When I returned from the states, I realised I wanted to work in the women’s rights sector again. I had left to do something completely different, burned out from part-time, poorly-paid jobs where I felt I wasn’t making a difference. On returning, I had the chance to do things differently.
My partner encouraged me to take an entrepreneurial focus, a freelance career could be just that, ‘free’.
It’s been while since I blogged and I’ve wanted to get some of this adventure down. Going freelance has been petrifying and exhilarating all the same time.
After a bumpy summer trying to figure what, exactly my plan was, I found an advert for Campaigns Officer at Maternity Action. The role was part-time, allowing me to pursue freelance work at the same time. My five months at Maternity Action were fantastic. I ran two campaigns, the first was ‘When I Had My Baby’, collecting experiences of women who had been treated badly at work why pregnant or on maternity leave. This type of pregnancy discrimination is appallingly endemic. Though legal protection exists, it is regularly flouted and with the government buts to legal aid, getting justice is extremely difficult.
The other campaign was the ‘Cutbacks Calculator’, an online survey that showed mothers the difference between state support in 2010 and currently. The average pregnant woman has lost £1000 due to cuts to maternity and child-related benefits. When Britain is suffering huge deprivation, this type of money could have huge consequences on new mothers their children’s health and wellbeing.
Last year I was also welcomed onto the Management Committee of the Women’s Budget Group. I had worked for them in 2010 and remained part of their policy advisory group subsequently. They are an organisation for which I have such immense respect for and so I was looking forward to being back in the country and becoming more involved. I arrived just as they were finalising their toolkit to help people analyse the impact of local authority cuts on women in their area.
Local Governments have been hit hard by central government cuts, these have resulted in the closures of sure start centres, clinics, hospitals and other vital services. Women use local services more than men, in part because they are much more likely to be carers for family and so rely on state support.
Since the toolkit has been launched, I have been working to promote it and train women’s organisations on the issues. It so happened that the Women’s Resource Centre were running workshops on challenging local authority decisions so I did two workshops for them. The Fawcett Society will also be using it in their workshop ‘Cutting Women Out’ and I am currently talking to UK Feminista about how we can build women’s organisations confidence to engage in economic debates.

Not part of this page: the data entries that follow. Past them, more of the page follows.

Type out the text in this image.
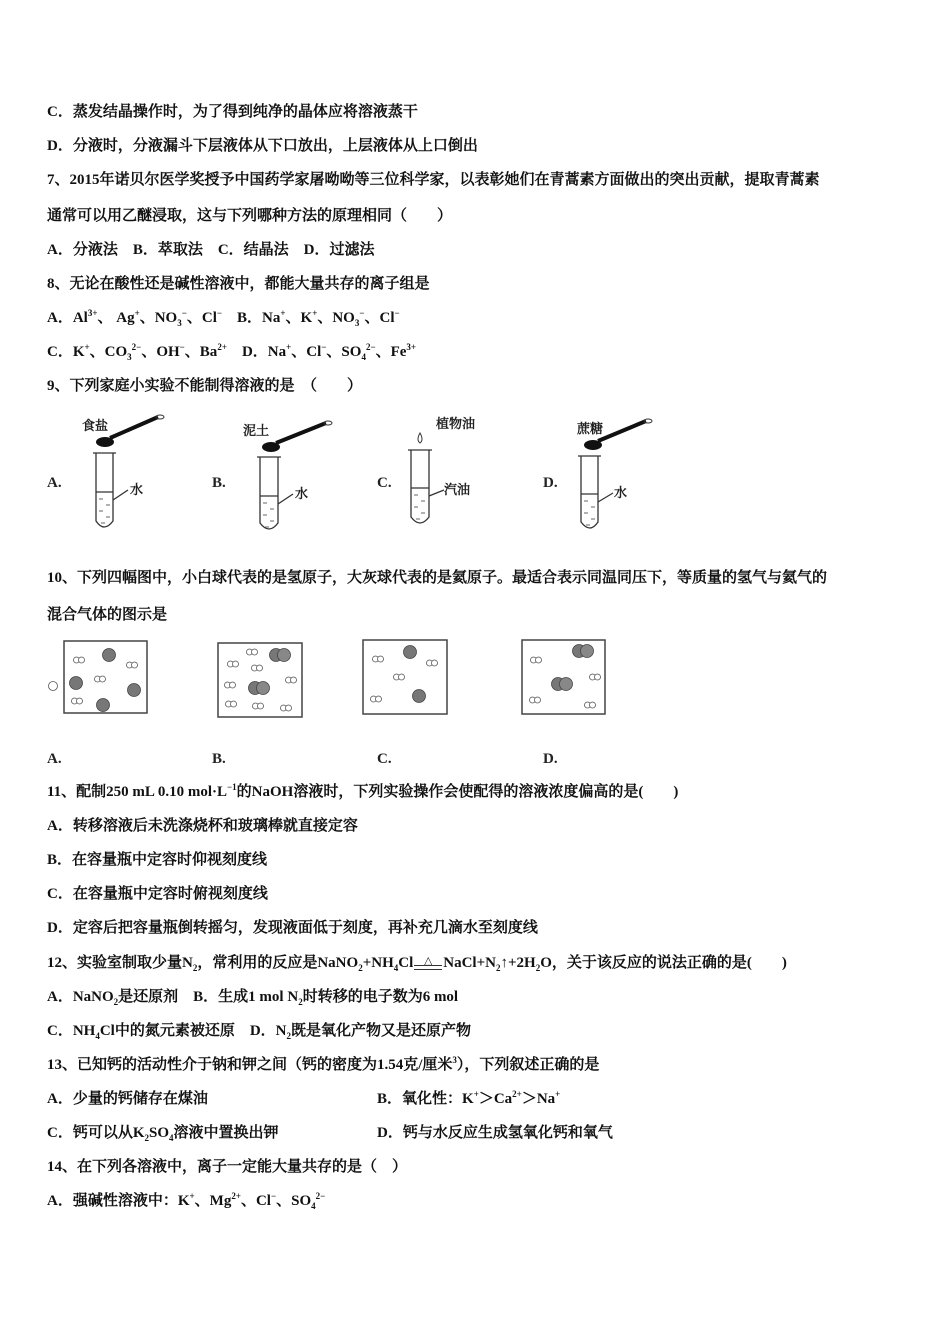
C．蒸发结晶操作时，为了得到纯净的晶体应将溶液蒸干
D．分液时，分液漏斗下层液体从下口放出，上层液体从上口倒出
7、2015年诺贝尔医学奖授予中国药学家屠呦呦等三位科学家，以表彰她们在青蒿素方面做出的突出贡献，提取青蒿素
通常可以用乙醚浸取，这与下列哪种方法的原理相同（　　）
A．分液法　B．萃取法　C．结晶法　D．过滤法
8、无论在酸性还是碱性溶液中，都能大量共存的离子组是
A．$Al^{3+}$、 Ag+、$NO_3^-$、Cl−　B．Na+、K+、$NO_3^-$、Cl−
C．K+、$CO_3^{2-}$、OH−、$Ba^{2+}$　D．Na+、Cl−、$SO_4^{2-}$、$Fe^{3+}$
9、下列家庭小实验不能制得溶液的是　（　　）
10、下列四幅图中，小白球代表的是氢原子，大灰球代表的是氦原子。最适合表示同温同压下，等质量的氢气与氦气的
混合气体的图示是
11、配制250 mL 0.10 $mol\cdot L^{-1}$的NaOH溶液时，下列实验操作会使配得的溶液浓度偏高的是(　　)
A．转移溶液后未洗涤烧杯和玻璃棒就直接定容
B．在容量瓶中定容时仰视刻度线
C．在容量瓶中定容时俯视刻度线
D．定容后把容量瓶倒转摇匀，发现液面低于刻度，再补充几滴水至刻度线
12、实验室制取少量$N_2$，常利用的反应是$NaNO_2+NH_4Cl$ △ $NaCl+N_2↑+2H_2O$，关于该反应的说法正确的是(　　)
A．NaNO$_2$是还原剂　B．生成1 mol $N_2$时转移的电子数为6 mol
C．$NH_4Cl$中的氮元素被还原　D．$N_2$既是氧化产物又是还原产物
13、已知钙的活动性介于钠和钾之间（钙的密度为1.54克/厘米$^3$），下列叙述正确的是
A．少量的钙储存在煤油	B．氧化性：$K^+>Ca^{2+}>Na^+$
C．钙可以从$K_2SO_4$溶液中置换出钾	D．钙与水反应生成氢氧化钙和氧气
14、在下列各溶液中，离子一定能大量共存的是（　）
A．强碱性溶液中：K+、$Mg^{2+}$、Cl−、$SO_4^{2-}$
A.	B.	C.	D.
食盐
水
泥土
水
植物油
汽油
蔗糖
水
A.	B.	C.	D.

The third part of my life has been working with teachers to raise awareness of women’s rights and gender equality in schools. The first was a workshop with Oaklands A-level students looking at Jane Eyre and the male gaze. It was a niche but thoroughly enjoyable project, though less straight forward than I assumed as the novel is from Jane’s perspective. I was invited to lecture at London Southbank University to politics students on women and the economy where I outlined some of the key barriers to women’s economic engagement, including the work I was doing with Maternity Action and the Women’s Budget Group.
Highbury Grove school was holding a conference for the girls in their school who are outnumbered by boys by a 60:40 ratio. I was honoured to be part of ‘Women of the Future’ organised by forward-looking deputy head Umbar Sharif. The keynote speakers were educational overachiever and founder of Stemettes – XXXX and poet, playwright, director, award-winning jazz singer and Cambridge undergraduate Justina XXXX. I had a good chat to both of them and was frankly, awed.
I went back LSBU for their volunteering week, preaching the joys (and pitfalls!) of working in the voluntary sector and how important volunteering can be for future careers. I finished with a bang at Colne Community School in Brightlingsea running a three-hour workshop on gender in the media to A-level students there. It was great to have a lot of time with the students. At the end we finished with a debate on page three which many of the students were reluctant to leave!
Virtually all of my previous work in the women’s sector has been running networks. My first internship was with the Women’s Resource Centre who are an umbrella body for women’s organisations. My first job at the Women’s National Commission also worked with over 50 women’s orgs to represent the need of women to government, the the Gender and Development Network and Women’s Budget Group means I am lucky to have a lot of contacts. These last six months I have been trying to catch up with them all, as well as making new allies in organisations like UK Feminista, The Girls Network, Working Families, Unison and the New Economy Organisers Network (NEON).
Finally, last week I started a new role as Senior Campaigns and Policy Officer at the Fawcett Society. It is a job share so I still have time to do freelance work and my focus will be on women’s representation in public life.